Occupational Drivers License
DISCLAIMER: The information contained in this section is Not purported to be all inclusive.This publication is a research tool and NOT the counsel of an attorney. This publication is NOT a substitute for the advice of an attorney, you are strongly encouraged to consult the actual law, or consult with an attorney for answers.
Procedures for Occupational Driver's License
ODL Check List (Updated 1/29/2021
IF YOUR LICENSE WAS SUSPENDED, BUT YOU NEED TO DRIVE, YOU CAN ASK THE COURT FOR AN OCCUPATIONAL DRIVER’S LICENSE IF:
You do NOT have access to public transportation and
You need to drive to work or school or essential household duties
An Occupational Driver’s License (ODL) is a restricted license that lets you drive at certain times, on specific days, under certain conditions. (See transportation code Chapter 521 and 601) AND see the questions/answers below for more information).
Q. How do I ask for an ODL?
A. Fill out these forms:
Petition for Occupational Driver’s License and The Petition asks you to explain why you have an essential need to drive.
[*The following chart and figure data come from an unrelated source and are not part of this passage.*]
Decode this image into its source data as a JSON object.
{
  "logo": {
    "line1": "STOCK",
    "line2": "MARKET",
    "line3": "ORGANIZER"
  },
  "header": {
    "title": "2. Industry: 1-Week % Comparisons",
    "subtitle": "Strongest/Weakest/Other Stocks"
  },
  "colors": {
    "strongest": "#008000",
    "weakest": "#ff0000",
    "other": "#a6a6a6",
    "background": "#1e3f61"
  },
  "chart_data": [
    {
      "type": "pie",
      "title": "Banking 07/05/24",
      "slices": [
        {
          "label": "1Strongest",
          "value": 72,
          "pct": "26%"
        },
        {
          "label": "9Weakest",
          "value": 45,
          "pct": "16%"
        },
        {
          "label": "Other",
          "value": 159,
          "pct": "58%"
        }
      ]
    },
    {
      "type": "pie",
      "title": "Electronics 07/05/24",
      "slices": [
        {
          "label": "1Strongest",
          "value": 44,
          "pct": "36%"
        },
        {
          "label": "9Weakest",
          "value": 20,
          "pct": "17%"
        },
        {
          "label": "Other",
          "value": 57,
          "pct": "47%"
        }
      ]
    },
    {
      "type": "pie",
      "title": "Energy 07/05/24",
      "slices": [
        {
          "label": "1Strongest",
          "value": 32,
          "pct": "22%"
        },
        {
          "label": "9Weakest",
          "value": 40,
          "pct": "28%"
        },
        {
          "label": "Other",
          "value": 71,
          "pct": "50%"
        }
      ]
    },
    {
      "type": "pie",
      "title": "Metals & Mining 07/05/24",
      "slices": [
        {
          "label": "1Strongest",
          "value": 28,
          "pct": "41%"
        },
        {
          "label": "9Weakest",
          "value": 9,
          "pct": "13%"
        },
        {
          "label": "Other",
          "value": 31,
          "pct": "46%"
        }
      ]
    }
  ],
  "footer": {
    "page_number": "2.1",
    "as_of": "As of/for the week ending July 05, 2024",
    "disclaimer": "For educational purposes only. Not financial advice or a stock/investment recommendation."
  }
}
This means you need to drive to:
Do your job
Get to and from work or school, or
Do essential household duties
Q. Where do I take my completed forms?
A. If your license was suspended because of a DUI (Driving under the Influence) conviction, take your Petition to the clerk in the same county where you were convicted. (DO NOT sign until you are in front of a notary public).
If your license was not suspended because of a DUI, file the Petition at the County Clerk’s office, the District Clerk’s office or the Justice of the Peace Court in the county (and Precinct of filing in Justice of the Peace Court) where you live or where your license was suspended.
Q. Can anyone get an ODL?
A. No. (Note: In order to obtain an occupational license, you must demonstrate an essential need to operate a motor vehicle. The Texas Transportation Coded defines "essential need" as the "need of a person for the operation of a motor vehicle: (A) in the performance of an occupation or trade or for transportation to and from the place at which the person practices the person's occupation or trade; (B) for transportation to and from an educational facility in which the person is enrolled; or (c) in the performance of essential household duties." In order to demonstrate an essential need to operate a motor vehicle, you may attach additional documentation,
*****You cannot get an ODL if:
Your license was suspended because of a mental or physical disability
You need it to drive a commercial motor vehicle, or
The Judge thinks you do not have an essential need or is worried about public safety
Q. Do I have to go to a court hearing?
A. Yes. You must go to your hearing and explain why you have an essential need to drive. You must also take a certified copy of your driving record. (There is a fee for requesting your driving record)You may ask for your driving record at the Texas Department of Public Safety or
order online at http://www.txdps.state.tx.us/DriverLicense/driverrecords.htm. The Judge may ask you why public transportation and
getting rides from friends/relatives does not meet your needs.
Q. Will the State have a lawyer against me?
A. Yes, if your license was suspended because of:
A criminal homicide. DUI, intoxication assault, intoxication manslaughter, or
You were under 21 and under your license was suspended according to Texas Transportation Code 521.342
The State lawyer may try to convince the Judge to not give you a license. The Judge will listen to both sides and make a decision.
Q. What should I take to my court hearing?
A. Fill out the Order and take it with you to your hearing. If the Judge does not sign the Order, you will not get an ODL. If the Judge decides to let you drive, she/he will sign the order and mark the restrictions.
Attach these documents to your Petition:
A certified copy of your driver’s license record
Proof of current valid auto liability insurance and a copy of an SR22 from your insurance company
A copy of the Court Order that suspended your license
A letter from your employer or immediate supervisor on your employer’s letterhead (or an affidavit) that verifies your work schedule, if you have asked the court to let you drive to work. We will also need your employer or immediate supervisor phone number.
WARNING! You must follow the Judge’s restrictions or you will lose your ODL and face criminal charges.
Need help? Talk to a lawyer. To find one, call your local lawyer referral service.